From (3) we have that \[\begin{eqnarray} E(\theta \, | \, X) & = & k\sum_{x=0}^{2} \binom{n}{x} \int_{0}^{1} \theta \times \theta^{\alpha + x - 1}(1- \theta)^{\beta + n-x -1} \, d\theta \nonumber \\ & = & k\sum_{x=0}^{2} \binom{n}{x} B(\alpha + x +1,\beta + n -x). \tag{5} \end{eqnarray}\] Substituting \(n=10\), \(\alpha =4\), \(\beta = 4\) into (5) we have that \[\begin{eqnarray} E(\theta \, | \, X) & = & k\sum_{x=0}^{2} \binom{n}{x} B(5+x,14 -x) \nonumber \\ & = & k\{B(5,14) + 10B(6, 13) + 45B(7, 12)\} \nonumber \\ & = & k\left\{\frac{\Gamma(5)\Gamma(14) + 10\Gamma(6)\Gamma(13)+45\Gamma(7)\Gamma(12)}{\Gamma(19)}\right\} \nonumber \\ & = & k\frac{\Gamma(5)\Gamma(12)}{\Gamma(19)}\left\{(13\times 12)+10(5 \times 12)+45(6 \times 5)\right\} \nonumber\\ & = & k\frac{2106 \Gamma(5) \Gamma(12)}{\Gamma(19)} \tag{6} \end{eqnarray}\] Substituting for \(k\) in (6) we have \[\begin{eqnarray*} E(\theta \, | \, X) & = & \frac{\Gamma(18)}{1536 \times \Gamma(4) \Gamma(12)} \times \frac{2106 \Gamma(5) \Gamma(12)}{\Gamma(19)} \\ & = & \frac{2106\times 4}{1536 \times 18} \ = \ \frac{39}{128}. \end{eqnarray*}\]

Question 5

Consider the random variables \(X\) and \(Y\) which, for convenience, you may assume are continuous. Recall that the conditional expectation of \(g(X)\) given \(Y\) is defined as \[\begin{eqnarray*} E(g(X) \, | \, Y) & = & \int_{X} g(x)f(x \, | \, y) \, dx \end{eqnarray*}\] for any function \(g(\cdot)\) where \(f(x \, | \, y)\) is the conditional distribution of \(X\) given \(Y\). Prove that

\(E(X) = E(E(X \, | \, Y))\).

Note that \(E(X \, | \, Y)\) is a function of \(Y\) so that \[\begin{eqnarray} E(E(X \, | \, Y)) & = & \int_{Y} E(X \, | \, Y)f(y) \, dy \nonumber \\ & = & \int_{Y} \left\{\int_{X} xf(x \, | \, y) \, dx \right\}f(y) \, dy \tag{7} \\ & = & \int_{X} x \left\{\int_{Y} f(x \, | \, y)f(y) \, dy \right\} \, dx \nonumber \\ & = & \int_{X} xf(x) \, dx \ = \ E(X). \nonumber \end{eqnarray}\]
\(Var(X) = Var(E(X \, | \, Y)) + E(Var(X \, | \, Y))\).
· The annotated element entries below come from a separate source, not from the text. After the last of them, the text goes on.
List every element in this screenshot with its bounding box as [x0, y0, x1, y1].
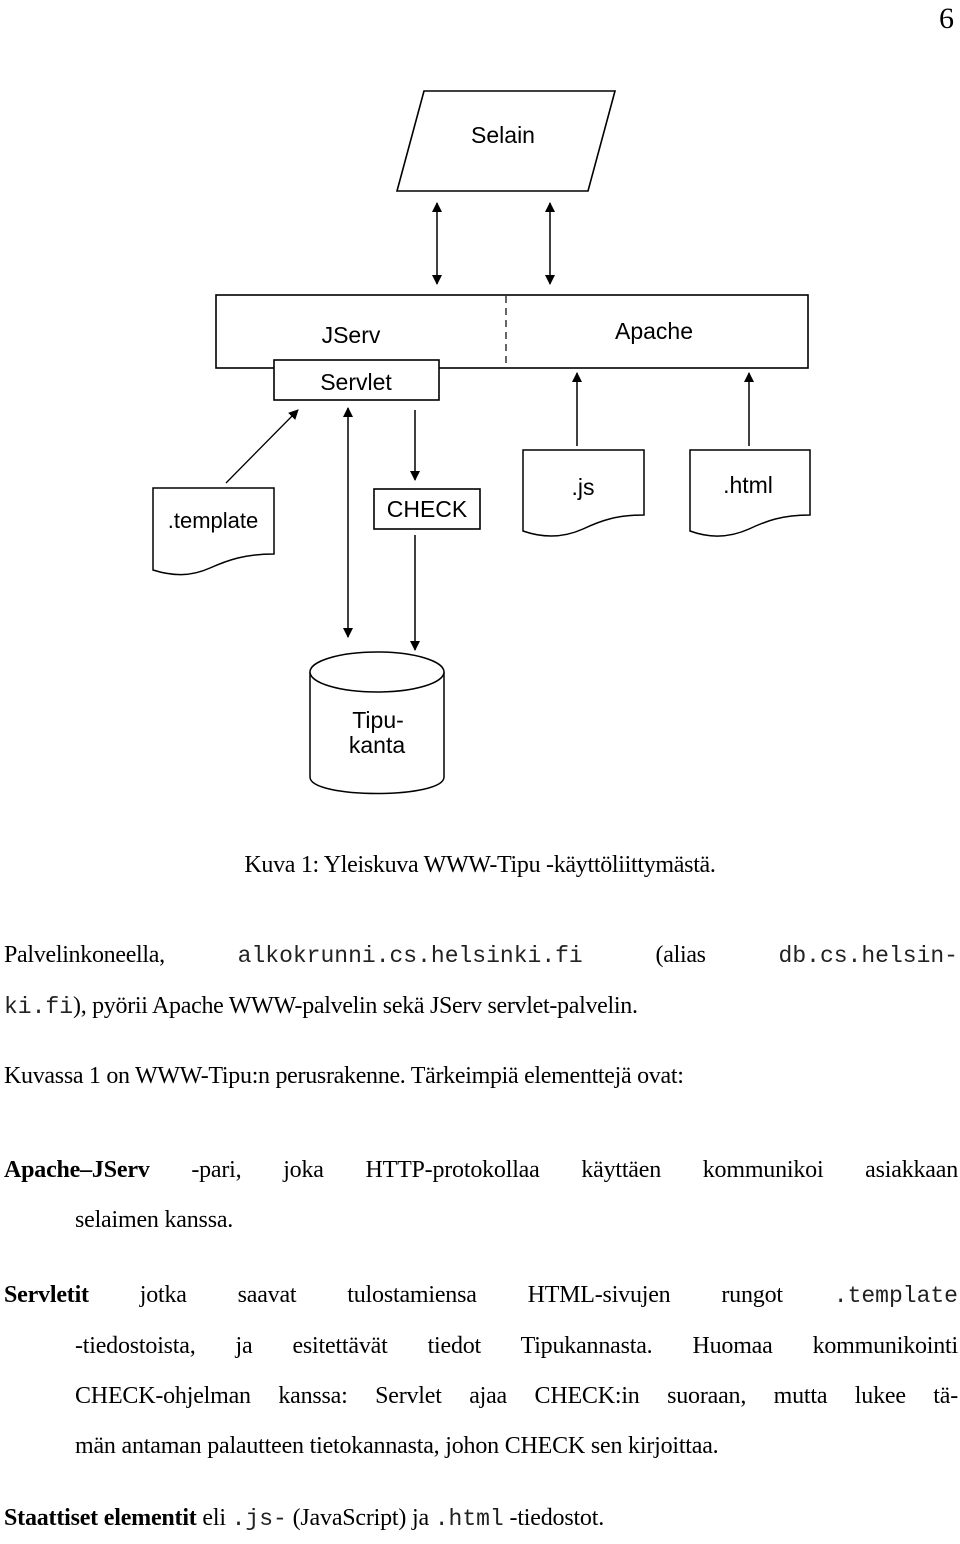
- servlet-node: Servlet: [273, 359, 440, 401]
- definition-item-3: Staattiset elementit eli .js- (JavaScrip…: [4, 1505, 604, 1532]
- check-label: CHECK: [387, 496, 468, 522]
- template-servlet-arrow: [225, 409, 299, 484]
- code-js: .js-: [231, 1506, 287, 1532]
- definition-item-2: Servletit jotka saavat tulostamiensa HTM…: [4, 1282, 958, 1459]
- hostname-alias: db.cs.helsin-: [778, 943, 958, 969]
- template-file-node: .template: [152, 487, 275, 576]
- term-staattiset: Staattiset elementit: [4, 1505, 197, 1531]
- paragraph-server-line1: Palvelinkoneella, alkokrunni.cs.helsinki…: [4, 942, 958, 969]
- paragraph-structure: Kuvassa 1 on WWW-Tipu:n perusrakenne. Tä…: [4, 1063, 684, 1089]
- hostname-alias-cont: ki.fi: [4, 994, 74, 1020]
- apache-label: Apache: [615, 318, 693, 344]
- term-apache-jserv: Apache–JServ: [4, 1157, 150, 1183]
- template-label: .template: [168, 508, 259, 533]
- html-label: .html: [723, 472, 773, 498]
- database-node: Tipu- kanta: [309, 651, 445, 795]
- browser-label: Selain: [471, 122, 535, 148]
- server-node: JServ Apache: [215, 294, 809, 369]
- html-file-node: .html: [689, 449, 811, 537]
- figure-caption: Kuva 1: Yleiskuva WWW-Tipu -käyttöliitty…: [244, 852, 716, 878]
- hostname: alkokrunni.cs.helsinki.fi: [237, 943, 583, 969]
- jserv-label: JServ: [322, 322, 381, 348]
- database-label-line2: kanta: [349, 732, 405, 758]
- code-template: .template: [833, 1283, 958, 1309]
- code-html: .html: [434, 1506, 504, 1532]
- architecture-diagram: Selain JServ Apache Servlet .template CH…: [152, 90, 811, 795]
- paragraph-server-line2: ki.fi), pyörii Apache WWW-palvelin sekä …: [4, 993, 638, 1020]
- servlet-label: Servlet: [320, 369, 392, 395]
- definition-item-1: Apache–JServ -pari, joka HTTP-protokolla…: [4, 1157, 958, 1233]
- paragraph-server: Palvelinkoneella, alkokrunni.cs.helsinki…: [4, 930, 958, 1032]
- database-label-line1: Tipu-: [352, 707, 404, 733]
- browser-node: Selain: [395, 90, 617, 192]
- check-node: CHECK: [373, 488, 481, 530]
- term-servletit: Servletit: [4, 1282, 89, 1308]
- js-label: .js: [572, 474, 595, 500]
- js-file-node: .js: [522, 449, 645, 537]
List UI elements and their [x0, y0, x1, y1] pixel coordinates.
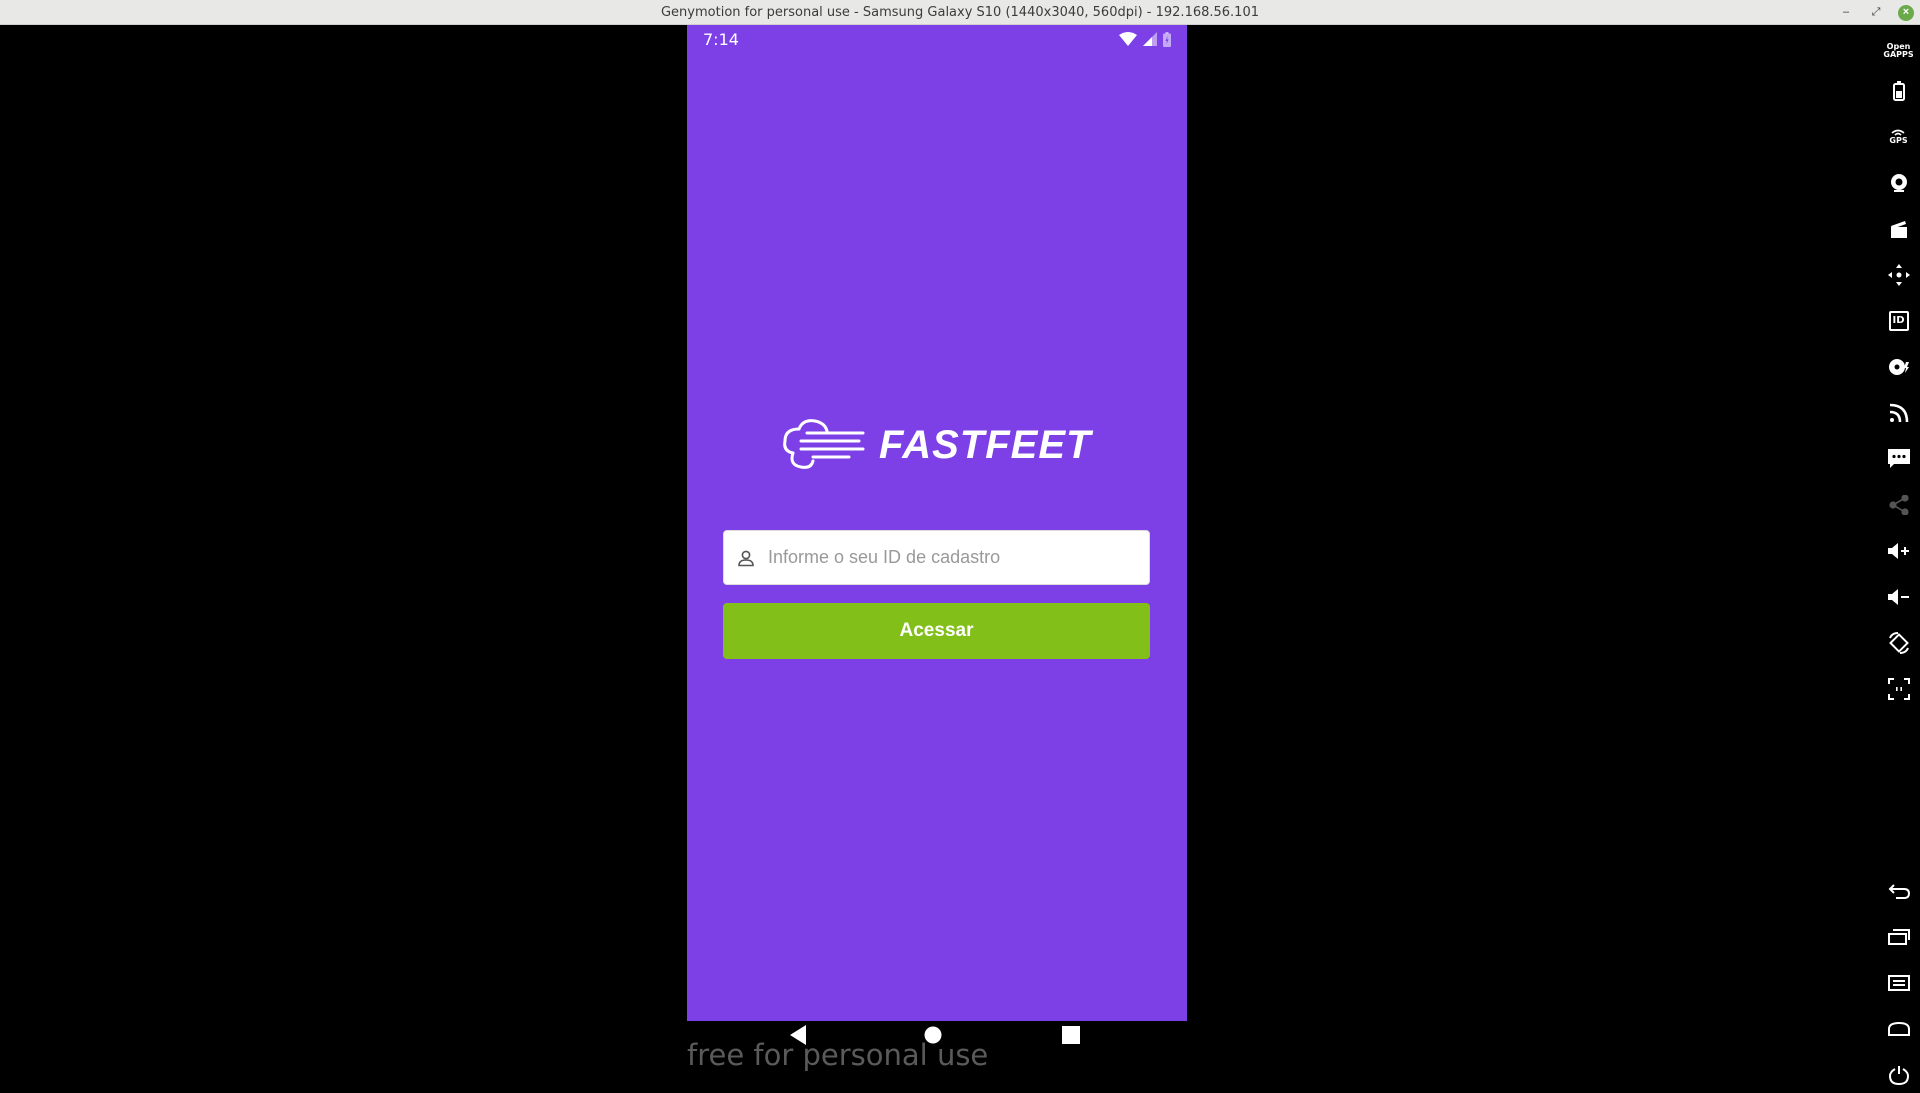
- phone-screen: 7:14 FASTFEET Acessar: [687, 25, 1187, 1021]
- open-gapps-label: Open GAPPS: [1883, 42, 1914, 59]
- open-gapps-icon[interactable]: Open GAPPS: [1877, 33, 1920, 69]
- battery-status-icon: [1163, 31, 1171, 47]
- volume-up-icon[interactable]: [1877, 533, 1920, 569]
- power-icon[interactable]: [1877, 1057, 1920, 1093]
- sms-icon[interactable]: [1877, 441, 1920, 477]
- watermark-text: free for personal use: [687, 1038, 989, 1072]
- back-icon[interactable]: [1877, 873, 1920, 909]
- recent-apps-icon[interactable]: [1877, 919, 1920, 955]
- menu-icon[interactable]: [1877, 965, 1920, 1001]
- status-icons: [1119, 31, 1171, 47]
- share-icon[interactable]: [1877, 487, 1920, 523]
- gps-icon[interactable]: GPS: [1877, 119, 1920, 155]
- move-icon[interactable]: [1877, 257, 1920, 293]
- close-button[interactable]: ×: [1898, 4, 1914, 21]
- window-controls: – ⤢ ×: [1838, 0, 1914, 25]
- device-id-icon[interactable]: ID: [1877, 303, 1920, 339]
- wifi-icon: [1119, 32, 1137, 46]
- cloud-wind-icon: [783, 419, 865, 469]
- webcam-icon[interactable]: [1877, 165, 1920, 201]
- maximize-button[interactable]: ⤢: [1868, 5, 1884, 21]
- login-button[interactable]: Acessar: [723, 603, 1150, 659]
- rotate-icon[interactable]: [1877, 625, 1920, 661]
- battery-icon[interactable]: [1877, 73, 1920, 109]
- network-icon[interactable]: [1877, 395, 1920, 431]
- logo-text: FASTFEET: [879, 422, 1092, 467]
- genymotion-toolbar: Open GAPPS GPS ID: [1877, 25, 1920, 1085]
- gps-label: GPS: [1889, 136, 1908, 145]
- volume-down-icon[interactable]: [1877, 579, 1920, 615]
- pixel-perfect-icon[interactable]: [1877, 671, 1920, 707]
- nav-recents-icon[interactable]: [1059, 1023, 1083, 1047]
- window-title: Genymotion for personal use - Samsung Ga…: [660, 4, 1259, 20]
- disk-icon[interactable]: [1877, 349, 1920, 385]
- id-label: ID: [1892, 315, 1905, 326]
- fastfeet-logo: FASTFEET: [779, 415, 1099, 475]
- status-bar: 7:14: [687, 25, 1187, 53]
- status-time: 7:14: [703, 29, 739, 49]
- window-titlebar: Genymotion for personal use - Samsung Ga…: [0, 0, 1920, 25]
- media-icon[interactable]: [1877, 211, 1920, 247]
- id-input[interactable]: [768, 531, 1149, 584]
- signal-icon: [1143, 32, 1157, 46]
- id-input-container[interactable]: [723, 530, 1150, 585]
- minimize-button[interactable]: –: [1838, 5, 1854, 21]
- user-icon: [724, 530, 768, 585]
- home-icon[interactable]: [1877, 1011, 1920, 1047]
Notice that Question 5(a), by substituting \(g(x)\) for \(x\) in (7), is easily generalised to \(E(g(X)) = E(E(g(X) \, | \, Y))\). Now, \[\begin{eqnarray} Var(E(X \, | \, Y)) & = & E(E^{2}(X \, | \, Y)) - E^{2}(E(X \, | \, Y)) \nonumber \\ & = & E(E^{2}(X \, | \, Y)) - E^{2}(X). \tag{8} \end{eqnarray}\] where (8) follows from Question 5(a). Similarly, \[\begin{eqnarray} E(Var(X \, | \, Y)) & = & E(E(X^{2} \, | \, Y)) - E(E^{2}(X \, | \, Y)) \nonumber \\ & = & E(X^{2}) - E(E^{2}(X \, | \, Y)). \tag{9} \end{eqnarray}\] where (9) follows from the generalisation of Question 5(a) with \(g(X) = X^{2}\). Adding (8) and (9) gives the result.

Question 6

Consider the random variables \(\theta\) and \(X\). Consider an estimator \(t(X)\) of \(\theta\) and that we measure the quality of an estimator by its mean squared error, the expected squared distance between the estimator and \(\theta\). Show that, given \(X\), the choice \(t = E(\theta \, | \, X)\) minimises this mean squared error.

We seek to minimise \(E((t - \theta)^{2} \, | \, X)\) where, given \(X = x\), \(t = t(X)\) is a constant. Now \[\begin{eqnarray*} E((t - \theta)^{2} \, | \, X) & = & E(t^{2}-2t\theta + \theta^{2} \, | \, X) \\ & = & t^{2} - 2tE(\theta \, | \, X) + E(\theta^{2} \, | \, X) \\ & = & t^{2} - 2tE(\theta \, | \, X) + E^{2}(\theta \, | \, X) + Var(\theta \, | \, X) \\ & = & \{t-E(\theta \, | \, X)\}^{2} + Var(\theta \, | \, X). \end{eqnarray*}\] Now \(Var(\theta \, | \, X)\) does not depend upon \(t\) so \(E((t - \theta)^{2} \, | \, X)\) is minimised if we take \(t = E(\theta \, | \, X)\).